Researchers find POW camp sat in path of proposed Fraser Valley Parkway
As Grand County commissioners contemplate the next steps for the Fraser Valley Parkway, the archaeological significance of a World War II POW camp could block further pursuit of a project that has been decades in the making.
The county has spent years getting the necessary permitting to build the road running parallel to US Highway 40 from Tabernash to Winter Park, known as the Fraser Valley Parkway or County Road 522. That permit expires Sept. 1 and requires a completed cultural survey before it can be renewed.
Grand initiated the first phase of the cultural survey earlier this year with Metcalf Archaeological Consultants to determine the location of the POW camp. The work camp in Fraser was connected to a main camp in Greeley and was open from 1945-1946, housing 200 prisoners who worked in the lumber industry.
On June 15, Principal Investigator Anne McKibbin informed county commissioners that the camp did once sit in the path of the proposed parkway.
Using 1947 aerial imagery of the Fraser POW camp and additional photos from the Grand County Historical Association, the group was able to determine the location of the camp. The report recommended the camp be eligible for the National Register of Historic Places based on the likelihood of archaeological items that might remain.
Next steps would be to complete a field inventory, which could include test excavations and more archival research to determine if there are archaeological materials at the site. The work would also determine the effects the proposed road would have on the site and could cost anywhere form $14,000 to $31,000.
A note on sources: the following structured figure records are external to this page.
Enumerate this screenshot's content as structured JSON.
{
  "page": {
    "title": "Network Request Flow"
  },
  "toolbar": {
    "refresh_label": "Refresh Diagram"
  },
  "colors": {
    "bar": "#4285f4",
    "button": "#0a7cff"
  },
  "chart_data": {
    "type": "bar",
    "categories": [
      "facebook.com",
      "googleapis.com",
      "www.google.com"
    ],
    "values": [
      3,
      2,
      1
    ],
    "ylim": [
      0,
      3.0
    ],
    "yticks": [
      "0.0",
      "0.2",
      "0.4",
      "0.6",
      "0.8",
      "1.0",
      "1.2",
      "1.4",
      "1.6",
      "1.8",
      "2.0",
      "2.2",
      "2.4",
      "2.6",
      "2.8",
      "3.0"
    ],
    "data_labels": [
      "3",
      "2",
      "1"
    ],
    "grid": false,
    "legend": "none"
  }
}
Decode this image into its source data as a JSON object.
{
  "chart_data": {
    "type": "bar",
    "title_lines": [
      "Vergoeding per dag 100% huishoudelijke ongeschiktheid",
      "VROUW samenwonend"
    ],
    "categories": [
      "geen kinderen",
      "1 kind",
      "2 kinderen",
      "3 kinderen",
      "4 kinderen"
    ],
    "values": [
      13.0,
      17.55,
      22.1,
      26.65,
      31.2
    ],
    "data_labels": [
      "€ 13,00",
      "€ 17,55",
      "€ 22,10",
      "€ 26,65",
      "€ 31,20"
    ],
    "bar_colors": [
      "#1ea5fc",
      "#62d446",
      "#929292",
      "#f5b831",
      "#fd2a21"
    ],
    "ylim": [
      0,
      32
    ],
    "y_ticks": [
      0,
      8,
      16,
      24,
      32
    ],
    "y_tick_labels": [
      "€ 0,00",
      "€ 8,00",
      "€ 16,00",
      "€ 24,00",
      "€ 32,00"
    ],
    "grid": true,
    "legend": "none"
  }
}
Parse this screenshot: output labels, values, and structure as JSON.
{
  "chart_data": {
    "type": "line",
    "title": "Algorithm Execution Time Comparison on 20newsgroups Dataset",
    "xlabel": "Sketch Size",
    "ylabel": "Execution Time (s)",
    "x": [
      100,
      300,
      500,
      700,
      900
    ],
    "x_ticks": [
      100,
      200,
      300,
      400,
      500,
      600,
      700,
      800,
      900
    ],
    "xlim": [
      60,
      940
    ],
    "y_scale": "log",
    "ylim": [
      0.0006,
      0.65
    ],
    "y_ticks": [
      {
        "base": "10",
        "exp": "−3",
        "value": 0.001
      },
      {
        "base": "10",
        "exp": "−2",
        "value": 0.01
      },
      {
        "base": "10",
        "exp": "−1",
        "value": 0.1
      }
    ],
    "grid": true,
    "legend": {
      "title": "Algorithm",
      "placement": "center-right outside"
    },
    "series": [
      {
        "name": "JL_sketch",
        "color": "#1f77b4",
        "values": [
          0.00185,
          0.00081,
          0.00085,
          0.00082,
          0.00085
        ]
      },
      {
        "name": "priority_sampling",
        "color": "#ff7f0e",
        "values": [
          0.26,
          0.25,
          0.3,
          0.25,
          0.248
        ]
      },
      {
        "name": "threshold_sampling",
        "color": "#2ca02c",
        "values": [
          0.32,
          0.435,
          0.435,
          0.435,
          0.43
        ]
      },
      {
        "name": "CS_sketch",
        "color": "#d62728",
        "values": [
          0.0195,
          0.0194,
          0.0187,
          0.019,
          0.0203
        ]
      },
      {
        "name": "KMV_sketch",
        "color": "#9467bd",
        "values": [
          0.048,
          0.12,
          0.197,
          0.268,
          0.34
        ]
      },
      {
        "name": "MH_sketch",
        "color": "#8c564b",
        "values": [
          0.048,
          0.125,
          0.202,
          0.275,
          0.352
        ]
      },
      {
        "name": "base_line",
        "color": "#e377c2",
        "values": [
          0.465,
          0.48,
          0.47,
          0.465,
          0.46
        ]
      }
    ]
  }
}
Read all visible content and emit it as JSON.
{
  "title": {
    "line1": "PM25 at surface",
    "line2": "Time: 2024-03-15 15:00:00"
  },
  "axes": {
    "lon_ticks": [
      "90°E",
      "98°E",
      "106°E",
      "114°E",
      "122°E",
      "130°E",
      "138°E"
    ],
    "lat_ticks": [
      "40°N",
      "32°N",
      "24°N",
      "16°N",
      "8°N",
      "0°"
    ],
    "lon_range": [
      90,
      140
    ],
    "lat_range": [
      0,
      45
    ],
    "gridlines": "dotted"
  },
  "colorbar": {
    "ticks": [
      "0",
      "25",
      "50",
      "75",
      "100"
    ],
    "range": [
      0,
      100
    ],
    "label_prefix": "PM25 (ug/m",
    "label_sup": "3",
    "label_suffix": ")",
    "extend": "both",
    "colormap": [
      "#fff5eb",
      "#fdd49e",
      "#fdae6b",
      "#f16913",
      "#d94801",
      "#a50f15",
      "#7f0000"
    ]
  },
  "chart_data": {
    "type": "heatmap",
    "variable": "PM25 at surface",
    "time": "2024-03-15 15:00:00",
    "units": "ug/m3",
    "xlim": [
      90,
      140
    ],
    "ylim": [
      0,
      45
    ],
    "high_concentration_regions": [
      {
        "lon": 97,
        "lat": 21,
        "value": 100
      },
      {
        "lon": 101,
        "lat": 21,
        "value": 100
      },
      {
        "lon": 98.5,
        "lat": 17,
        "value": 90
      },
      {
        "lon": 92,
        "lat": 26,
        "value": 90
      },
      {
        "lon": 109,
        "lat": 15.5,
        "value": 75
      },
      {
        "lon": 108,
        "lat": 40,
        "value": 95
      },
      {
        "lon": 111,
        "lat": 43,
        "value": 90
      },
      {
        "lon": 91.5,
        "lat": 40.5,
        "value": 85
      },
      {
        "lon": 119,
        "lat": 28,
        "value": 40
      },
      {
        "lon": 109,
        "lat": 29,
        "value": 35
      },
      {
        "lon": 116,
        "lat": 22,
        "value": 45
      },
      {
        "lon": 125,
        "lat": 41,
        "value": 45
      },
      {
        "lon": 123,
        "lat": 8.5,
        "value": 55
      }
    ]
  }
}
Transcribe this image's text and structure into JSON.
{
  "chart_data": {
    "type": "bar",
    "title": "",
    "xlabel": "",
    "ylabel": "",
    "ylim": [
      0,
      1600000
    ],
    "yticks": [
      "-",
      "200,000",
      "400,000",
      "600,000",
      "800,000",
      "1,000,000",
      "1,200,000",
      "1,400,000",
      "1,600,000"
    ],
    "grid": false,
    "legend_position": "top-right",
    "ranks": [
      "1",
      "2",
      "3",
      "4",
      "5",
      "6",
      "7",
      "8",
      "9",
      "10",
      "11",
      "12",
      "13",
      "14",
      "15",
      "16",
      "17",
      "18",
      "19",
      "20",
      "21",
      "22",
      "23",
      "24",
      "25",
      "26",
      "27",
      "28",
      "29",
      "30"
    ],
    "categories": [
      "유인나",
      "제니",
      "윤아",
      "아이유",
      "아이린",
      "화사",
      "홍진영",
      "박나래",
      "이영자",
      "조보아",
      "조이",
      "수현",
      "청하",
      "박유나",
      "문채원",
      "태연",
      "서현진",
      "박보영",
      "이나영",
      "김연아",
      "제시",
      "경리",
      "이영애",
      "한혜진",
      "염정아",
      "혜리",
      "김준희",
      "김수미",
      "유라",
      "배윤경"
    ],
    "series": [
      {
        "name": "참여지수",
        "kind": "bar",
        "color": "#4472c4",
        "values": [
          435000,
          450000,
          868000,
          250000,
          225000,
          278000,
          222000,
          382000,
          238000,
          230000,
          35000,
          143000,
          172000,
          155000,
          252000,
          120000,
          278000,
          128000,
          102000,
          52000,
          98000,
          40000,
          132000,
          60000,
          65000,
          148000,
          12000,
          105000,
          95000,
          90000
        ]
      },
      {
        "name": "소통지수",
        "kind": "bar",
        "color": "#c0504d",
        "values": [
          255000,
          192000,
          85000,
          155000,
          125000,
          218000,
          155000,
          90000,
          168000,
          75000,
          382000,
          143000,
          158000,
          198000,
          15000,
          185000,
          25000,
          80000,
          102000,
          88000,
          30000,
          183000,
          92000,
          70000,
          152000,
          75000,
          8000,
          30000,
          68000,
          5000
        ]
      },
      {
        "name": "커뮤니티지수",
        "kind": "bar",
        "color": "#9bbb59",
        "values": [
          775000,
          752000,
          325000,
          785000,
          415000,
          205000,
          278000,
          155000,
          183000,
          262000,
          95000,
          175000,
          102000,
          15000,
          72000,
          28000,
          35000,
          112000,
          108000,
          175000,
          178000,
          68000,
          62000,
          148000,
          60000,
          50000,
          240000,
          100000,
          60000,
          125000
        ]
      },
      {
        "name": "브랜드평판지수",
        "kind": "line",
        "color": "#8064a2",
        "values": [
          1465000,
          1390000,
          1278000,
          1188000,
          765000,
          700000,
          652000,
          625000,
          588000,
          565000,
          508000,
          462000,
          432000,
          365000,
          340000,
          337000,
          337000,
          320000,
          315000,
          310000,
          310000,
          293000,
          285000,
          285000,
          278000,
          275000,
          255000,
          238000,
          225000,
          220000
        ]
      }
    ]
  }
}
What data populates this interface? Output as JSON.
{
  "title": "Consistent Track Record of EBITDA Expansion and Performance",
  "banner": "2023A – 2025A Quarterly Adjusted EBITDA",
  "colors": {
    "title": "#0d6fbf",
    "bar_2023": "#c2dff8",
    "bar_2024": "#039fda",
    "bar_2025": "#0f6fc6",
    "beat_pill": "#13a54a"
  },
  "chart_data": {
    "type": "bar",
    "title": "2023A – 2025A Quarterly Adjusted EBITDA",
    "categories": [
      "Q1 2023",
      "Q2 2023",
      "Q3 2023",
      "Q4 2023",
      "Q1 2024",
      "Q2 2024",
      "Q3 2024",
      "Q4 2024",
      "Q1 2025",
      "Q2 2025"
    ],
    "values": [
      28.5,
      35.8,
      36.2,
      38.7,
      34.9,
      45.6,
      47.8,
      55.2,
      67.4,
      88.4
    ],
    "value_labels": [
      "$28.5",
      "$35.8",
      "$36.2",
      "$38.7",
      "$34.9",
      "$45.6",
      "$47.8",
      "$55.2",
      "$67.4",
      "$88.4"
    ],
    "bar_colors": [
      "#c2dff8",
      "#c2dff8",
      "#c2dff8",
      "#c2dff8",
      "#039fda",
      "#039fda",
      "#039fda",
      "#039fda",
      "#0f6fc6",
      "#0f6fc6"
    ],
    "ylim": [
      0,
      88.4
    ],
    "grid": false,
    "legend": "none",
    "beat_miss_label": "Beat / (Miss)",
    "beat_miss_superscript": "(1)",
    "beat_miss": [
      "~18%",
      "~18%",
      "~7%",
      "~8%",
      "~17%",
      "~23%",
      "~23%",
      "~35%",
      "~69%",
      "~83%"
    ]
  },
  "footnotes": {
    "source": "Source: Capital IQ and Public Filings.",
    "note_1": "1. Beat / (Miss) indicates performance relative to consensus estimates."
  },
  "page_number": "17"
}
If nothing remains of the POW camp, no further work would be needed beyond construction monitoring. This would cost an estimated $2,000 to $2,500 on days when previously undisturbed soil would be disturbed.
If there are archaeological materials, mitigation of adverse effects would be required, costing another $50,000 to $150,000 in addition to the daily construction monitoring.
The county could also realign this section of the proposed roadway, which would require a permit amendment. However, County Manager Ed Moyer explained why that might not be possible.
“This alignment between County Road 50 and 73, it really represents the least amount of impact to the highest quality wetlands in that area,” Moyer said. “In other words, it’s going to be difficult to change that alignment in that corridor.”
The fourth option would be to not proceed with construction. Doing so would mean giving up the permit that took the county roughly fifteen years to obtain.
Most of the correspondence received by commissioners and shared during the meeting was in opposition to the Fraser Valley Parkway. However, the road does come with safety benefits as it would provide an alternate route for emergency responders if US Highway 40 shuts down and could help with the growing traffic concerns on the eastern side of the county.
County staff plans to present final options on County Road 522 on July 6. The commissioners are expected to make a decision at that meeting.